The draught house will offer food and no drink limits in addition to the tasting room

By Maggie Dresser
SunRift Beer Company is expanding its operations into an adjacent building by the railroad tracks in downtown Kalispell, as seen on Oct. 11. Remodeling of the new space will be completed sometime next year. Hunter D’Antuono | Flathead Beacon

Within the next year, microbrew drinkers at SunRift Beer Company will have additional seating, a restaurant, extended hours and no drink limit in downtown Kalispell.

SunRift Beer Company is currently revamping a 100-year old building, which sits adjacent to the already operating tasting room, and transforming it into an industrial-style draught house restaurant.

The draught house will serve smoked meat, tacos and nachos and offer unlimited brews, even past 8 p.m. SunRift beer will come from the tasting room right next door.

With the new restaurant, owner and head brewer Craig Koontz says the draught house will be able to stay open later without drink limits because it won’t be considered a “tasting room.” The existing tasting room and new restaurant will have separate licenses, as required under state law, with the brewery technically selling its beer to the restaurant.

“If you can’t beat them, you join them,” Koontz said.

While Koontz says the opening date for SunRift Draught House is uncertain at this point, it should be up and running within the next year.

Koontz tentatively plans on having kitchen hours from 11 a.m. to 11 p.m. and switching to a late-night menu at 9 p.m.

“We’d like to create an urban environment and have a little nightlife,” he said. “It’d be nice to have some of the nightlife come back to Kalispell and not all of it go to Whitefish.”

While SunRift currently hosts live music on Monday nights, Koontz plans to build a stage across the parking lot, and a front porch patio with a 100-person capacity will overlook the stage.
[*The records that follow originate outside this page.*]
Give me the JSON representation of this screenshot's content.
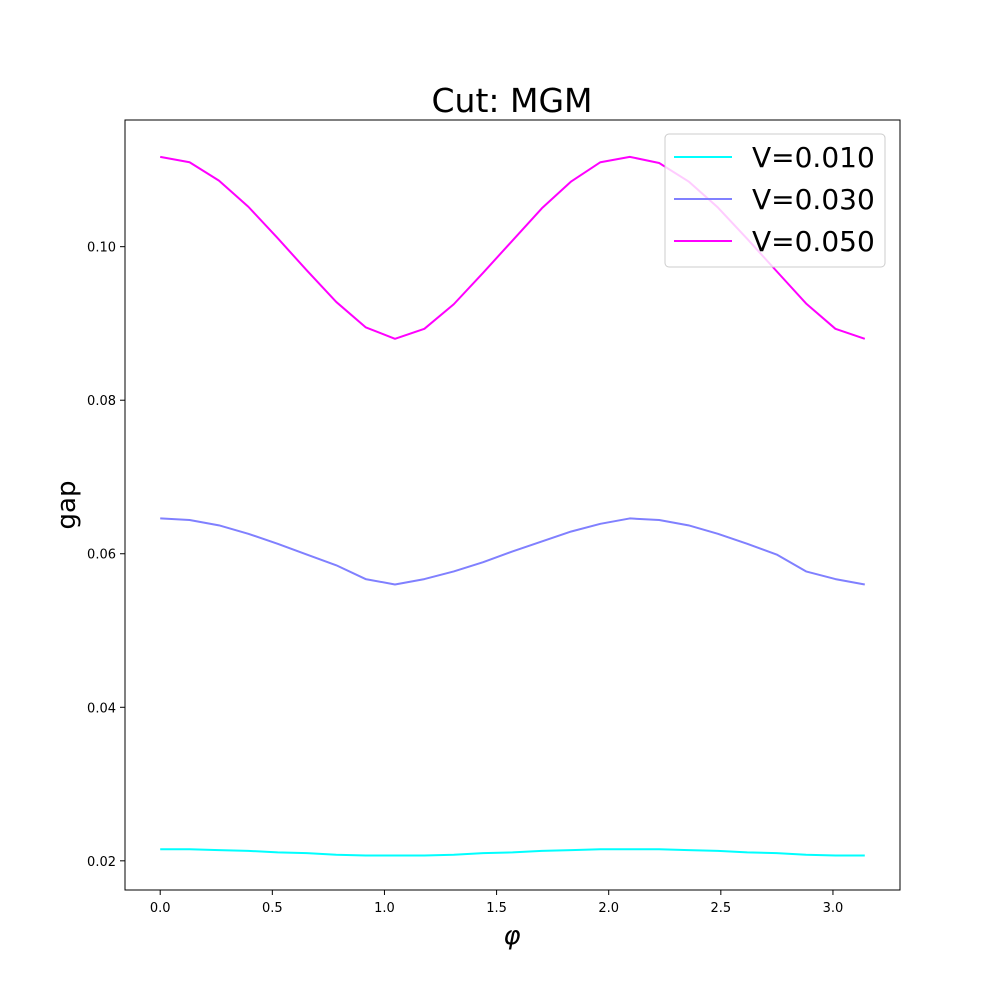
{
  "chart_data": {
    "type": "line",
    "title": "Cut: MGM",
    "xlabel": "φ",
    "ylabel": "gap",
    "xlim": [
      -0.157,
      3.299
    ],
    "ylim": [
      0.0162,
      0.1165
    ],
    "xticks": [
      0.0,
      0.5,
      1.0,
      1.5,
      2.0,
      2.5,
      3.0
    ],
    "xtick_labels": [
      "0.0",
      "0.5",
      "1.0",
      "1.5",
      "2.0",
      "2.5",
      "3.0"
    ],
    "yticks": [
      0.02,
      0.04,
      0.06,
      0.08,
      0.1
    ],
    "ytick_labels": [
      "0.02",
      "0.04",
      "0.06",
      "0.08",
      "0.10"
    ],
    "legend_position": "top-right",
    "grid": false,
    "series": [
      {
        "name": "V=0.010",
        "color": "#00ffff",
        "x": [
          0.0,
          0.131,
          0.262,
          0.393,
          0.524,
          0.654,
          0.785,
          0.916,
          1.047,
          1.178,
          1.309,
          1.44,
          1.571,
          1.702,
          1.833,
          1.963,
          2.094,
          2.225,
          2.356,
          2.487,
          2.618,
          2.749,
          2.88,
          3.011,
          3.142
        ],
        "y": [
          0.0215,
          0.0215,
          0.0214,
          0.0213,
          0.0211,
          0.021,
          0.0208,
          0.0207,
          0.0207,
          0.0207,
          0.0208,
          0.021,
          0.0211,
          0.0213,
          0.0214,
          0.0215,
          0.0215,
          0.0215,
          0.0214,
          0.0213,
          0.0211,
          0.021,
          0.0208,
          0.0207,
          0.0207
        ]
      },
      {
        "name": "V=0.030",
        "color": "#8080ff",
        "x": [
          0.0,
          0.131,
          0.262,
          0.393,
          0.524,
          0.654,
          0.785,
          0.916,
          1.047,
          1.178,
          1.309,
          1.44,
          1.571,
          1.702,
          1.833,
          1.963,
          2.094,
          2.225,
          2.356,
          2.487,
          2.618,
          2.749,
          2.88,
          3.011,
          3.142
        ],
        "y": [
          0.0646,
          0.0644,
          0.0637,
          0.0626,
          0.0613,
          0.0599,
          0.0585,
          0.0567,
          0.056,
          0.0567,
          0.0577,
          0.0589,
          0.0603,
          0.0616,
          0.0629,
          0.0639,
          0.0646,
          0.0644,
          0.0637,
          0.0626,
          0.0613,
          0.0599,
          0.0577,
          0.0567,
          0.056
        ]
      },
      {
        "name": "V=0.050",
        "color": "#ff00ff",
        "x": [
          0.0,
          0.131,
          0.262,
          0.393,
          0.524,
          0.654,
          0.785,
          0.916,
          1.047,
          1.178,
          1.309,
          1.44,
          1.571,
          1.702,
          1.833,
          1.963,
          2.094,
          2.225,
          2.356,
          2.487,
          2.618,
          2.749,
          2.88,
          3.011,
          3.142
        ],
        "y": [
          0.1117,
          0.111,
          0.1086,
          0.1052,
          0.1011,
          0.0969,
          0.0928,
          0.0895,
          0.088,
          0.0893,
          0.0925,
          0.0966,
          0.1008,
          0.105,
          0.1085,
          0.111,
          0.1117,
          0.1109,
          0.1085,
          0.1051,
          0.101,
          0.0968,
          0.0926,
          0.0893,
          0.088
        ]
      }
    ]
  }
}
The sun-lit back patio on the south side of the building will sit alongside the future pedestrian and bike path established through the Kalispell core and rail development project. Kalispell is scheduled to tear out the railroad tracks in September 2020 and replace them with a recreational path through town.

Koontz’s decision to establish SunRift in this location wasn’t coincidental. In the future, locals will be able to walk or bike to the brewery and overlook the path while sitting on the back patio.

The back patio will be the final phase of the project, and Koontz will complete the south side of the building once the tracks are torn out. In addition to the back patio, the south side will also have windows connecting the patio to the indoor, 40-foot-long bar, allowing customers to order from outside.

As Tamarack Brewery’s former head brewer, Koontz is no stranger to creating craft beer. Following his departure from Tamarack in 2012, he brewed in Alaska, Arizona and Seattle until he returned to the Flathead in 2017 with his wife, Megan, who co-owns SunRift.

Koontz has incorporated themes from other breweries while focusing on space utilization with a functional railing, which surrounds the patios.

“It’s not just a fence; it’s a space to set a mug,” Koontz said.

Total capacity in the 2,500-square-foot draught house will be 260, and Koontz uses every inch of space for customers to sit, stand next to a railing or dance in the parking lot during live shows.

The current SunRift brewery won’t see any changes with the new draught house and will remain the same size with the same hours.

While SunRift expands on the property, Koontz says he has no intentions of canning or distributing SunRift beer in the future.

“This is the only place you’re going to get SunRift beer,” he said. “We’re one of the smallest breweries in the valley and we intend to stay that way.”